477. Salando las heridas

2 de abril de 2025 | Marzo 2025

La vida presenta algunas batallas que están perdidas de antemano, o que no valen la pena dar, como puede ser, que un muchacho de treinta años, que no juega al fútbol hace al menos cinco, pretenda ponerse en forma y formar parte de un equipo de primera división. Algo así le ocurría al doctor Magaldi, único cirujano activo del pueblo de Daireaux, con su paciente oncológico, Fernando Yapur.

El doctor Magaldi había sido casi del todo sincero después de la operación cuando le dijo, mitad en joda mitad en serio, “si no zafás con esto, macho…”, lo cual despertó algo de preocupación que Fernando, aunque no se atrevió a consultar en el momento, recién después de extirparse un tumor.

Un mes más tarde, el panorama era negativo: restos del tumor se habían esparcido por otros órganos. El escenario era casi de muerte asegurada.

—Mirá, Fernando, lo bueno es que lo detectamos temprano, te diría —el doctor Magaldi hablaba bajito, casi un susurro, como si estuviera confesándose ante un cura—. Pero, también, la realidad es que el panorama es tan negativo que… solucionarlo es casi imposible. Mejor, tal vez, resolverlo uno mismo… —y dejó la frase inconclusa.

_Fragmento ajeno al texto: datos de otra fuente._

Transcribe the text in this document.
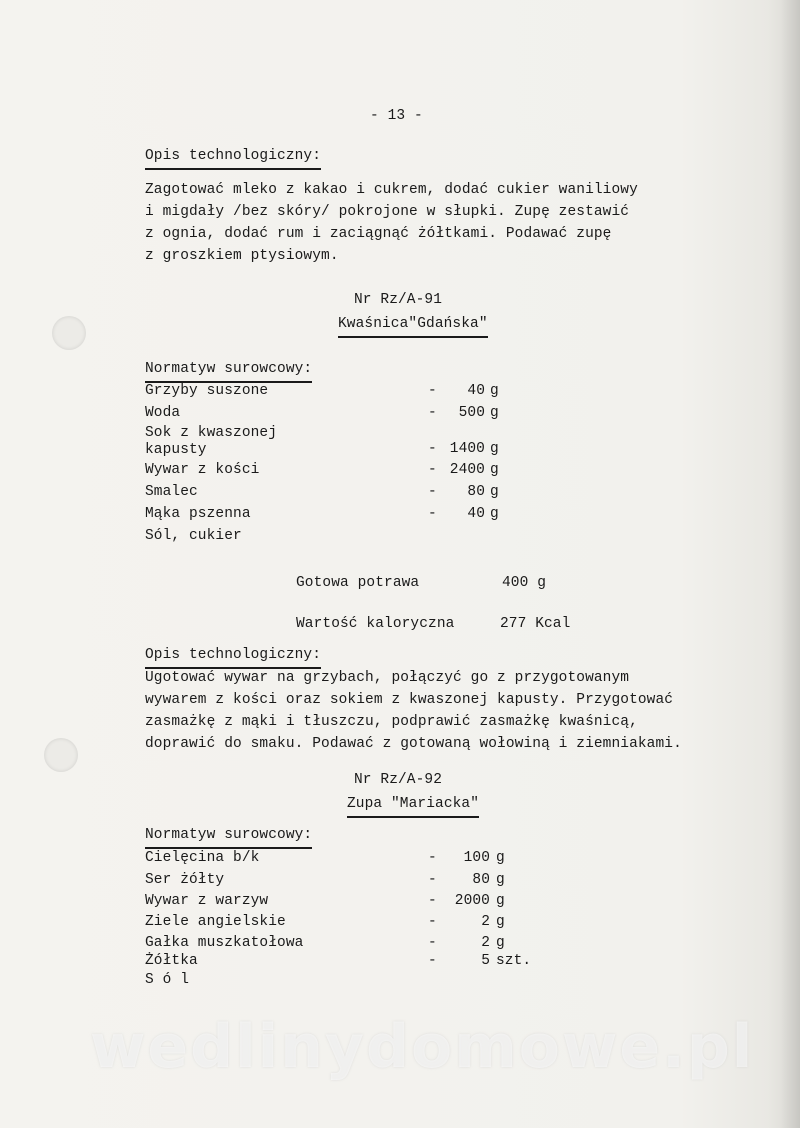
- 13 -
Opis technologiczny:
Zagotować mleko z kakao i cukrem, dodać cukier waniliowy
i migdały /bez skóry/ pokrojone w słupki. Zupę zestawić
z ognia, dodać rum i zaciągnąć żółtkami. Podawać zupę
z groszkiem ptysiowym.
Nr Rz/A-91
Kwaśnica"Gdańska"
Normatyw surowcowy:
Grzyby suszone	-	40 g
Woda	-	500 g
Sok z kwaszonej
kapusty	- 1400 g
Wywar z kości	- 2400 g
Smalec	-	80 g
Mąka pszenna	-	40 g
Sól, cukier
Gotowa potrawa	400 g
Wartość kaloryczna	277 Kcal
Opis technologiczny:
Ugotować wywar na grzybach, połączyć go z przygotowanym
wywarem z kości oraz sokiem z kwaszonej kapusty. Przygotować
zasmażkę z mąki i tłuszczu, podprawić zasmażkę kwaśnicą,
doprawić do smaku. Podawać z gotowaną wołowiną i ziemniakami.
Nr Rz/A-92
Zupa "Mariacka"
Normatyw surowcowy:
Cielęcina b/k	-	100 g
Ser żółty	-	80 g
Wywar z warzyw	-	2000 g
Ziele angielskie	-	2 g
Gałka muszkatołowa	-	2 g
Żółtka	-	5 szt.
S ó l
wedlinydomowe.pl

—¿Matarme? —preguntó Fernando, consternado y con el índice y el pulgar en forma de “L”.

El doctor Magaldi se limitó a cerrar los ojos lento y dejarlos así durante tres segundos.

El jueves siguiente, a la hora de la siesta, mientras el doctor Magaldi intentaba que su esposa hiciera algo con su verga —ya no entregarse al coito, con unas palabras de aliento le alcanzaría para sentirse pleno—, sonó el timbre:

—¡Doctor Magaldi, doctor, por favor! —gritó Nara, la hija adolescente de Fernando, desde la reja cuando lo vio aparecer en la ventana—. Mi papá se quiere matar, tiene un revólver. ¡Ayuda por favor!

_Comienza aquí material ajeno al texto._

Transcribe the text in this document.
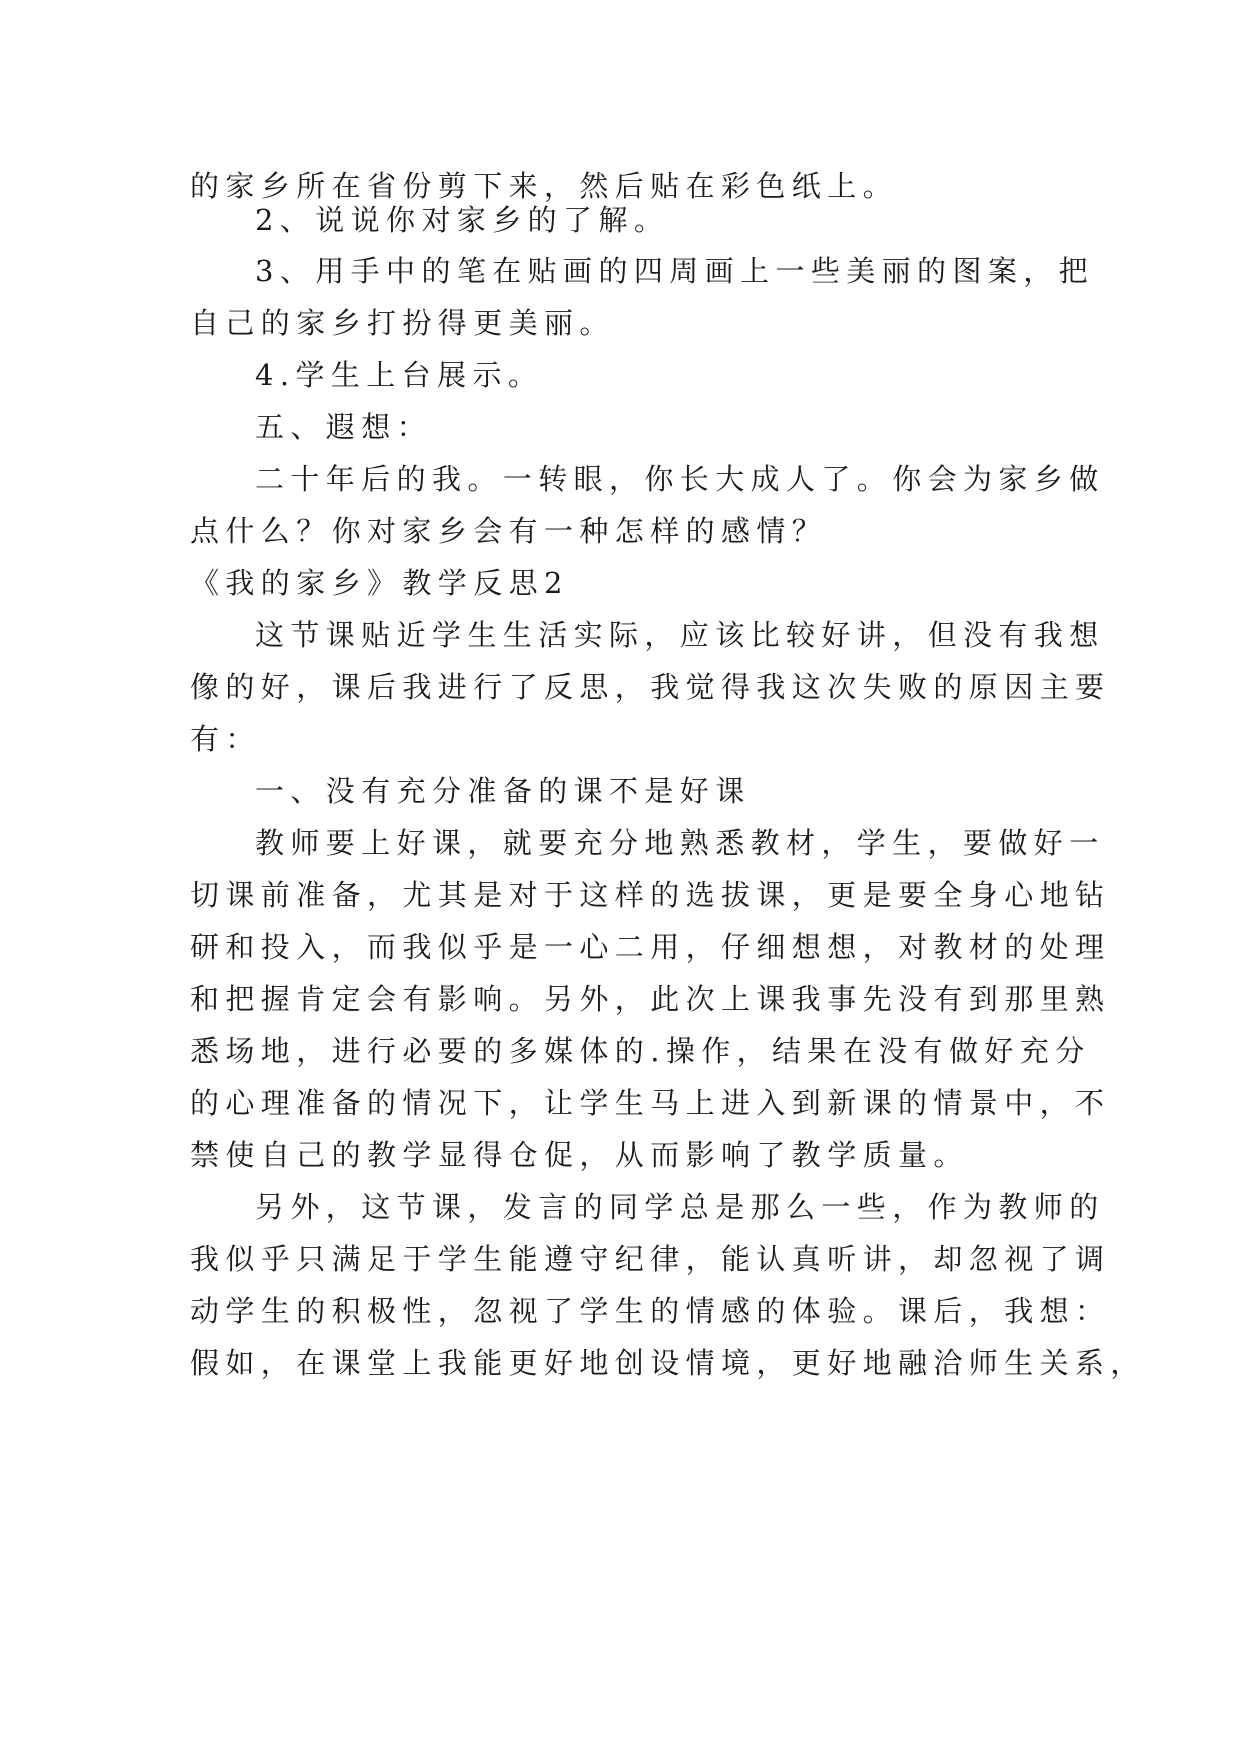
的家乡所在省份剪下来，然后贴在彩色纸上。
2、说说你对家乡的了解。
3、用手中的笔在贴画的四周画上一些美丽的图案，把
自己的家乡打扮得更美丽。
4.学生上台展示。
五、遐想：
二十年后的我。一转眼，你长大成人了。你会为家乡做
点什么？你对家乡会有一种怎样的感情？
《我的家乡》教学反思2
这节课贴近学生生活实际，应该比较好讲，但没有我想
像的好，课后我进行了反思，我觉得我这次失败的原因主要
有：
一、没有充分准备的课不是好课
教师要上好课，就要充分地熟悉教材，学生，要做好一
切课前准备，尤其是对于这样的选拔课，更是要全身心地钻
研和投入，而我似乎是一心二用，仔细想想，对教材的处理
和把握肯定会有影响。另外，此次上课我事先没有到那里熟
悉场地，进行必要的多媒体的.操作，结果在没有做好充分
的心理准备的情况下，让学生马上进入到新课的情景中，不
禁使自己的教学显得仓促，从而影响了教学质量。
另外，这节课，发言的同学总是那么一些，作为教师的
我似乎只满足于学生能遵守纪律，能认真听讲，却忽视了调
动学生的积极性，忽视了学生的情感的体验。课后，我想：
假如，在课堂上我能更好地创设情境，更好地融洽师生关系，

Magaldi logró, con apenas algunas palabras, convencer a Fernando para que lo dejara entrar a tener una charla a solas en la pieza donde él estaba encerrado.

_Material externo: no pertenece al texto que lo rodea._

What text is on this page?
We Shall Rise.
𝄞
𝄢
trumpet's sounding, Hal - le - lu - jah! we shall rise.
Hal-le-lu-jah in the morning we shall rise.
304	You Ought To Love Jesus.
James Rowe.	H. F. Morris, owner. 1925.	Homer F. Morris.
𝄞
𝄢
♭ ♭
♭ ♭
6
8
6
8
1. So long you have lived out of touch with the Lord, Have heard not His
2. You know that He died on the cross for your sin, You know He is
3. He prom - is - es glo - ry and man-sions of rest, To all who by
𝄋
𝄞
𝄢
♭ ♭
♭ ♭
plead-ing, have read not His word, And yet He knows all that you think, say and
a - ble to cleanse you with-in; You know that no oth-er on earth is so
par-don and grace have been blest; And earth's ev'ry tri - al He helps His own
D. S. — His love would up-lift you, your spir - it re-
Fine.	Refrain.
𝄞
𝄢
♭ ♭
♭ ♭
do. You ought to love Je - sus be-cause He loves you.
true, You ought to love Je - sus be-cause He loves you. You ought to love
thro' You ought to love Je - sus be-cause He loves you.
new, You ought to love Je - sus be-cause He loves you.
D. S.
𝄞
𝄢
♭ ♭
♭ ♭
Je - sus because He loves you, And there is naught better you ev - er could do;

En esa charla logró, no solo darle alientos a Fernando para acelerar sus ganas de boletearse, sino también de que juntos cubrieran las paredes y el piso de la habitación con unas sábanas, como para que fuera menos traumático para la familia.

—Está todo bien —aseguró Magaldi con las manos a la altura de los hombros cuando salió, solo, de la habitación—. Él ahora seguramente va a pensar un ratito más y después va a salir…

—¿Y el arma? ¿Se la sacaste? —preguntó Laura, la esposa de Fernando.

—¿El arma…? —achinó los ojos el doctor y justo entonces se escuchó un disparo y la caída de un cuerpo contra un mueble.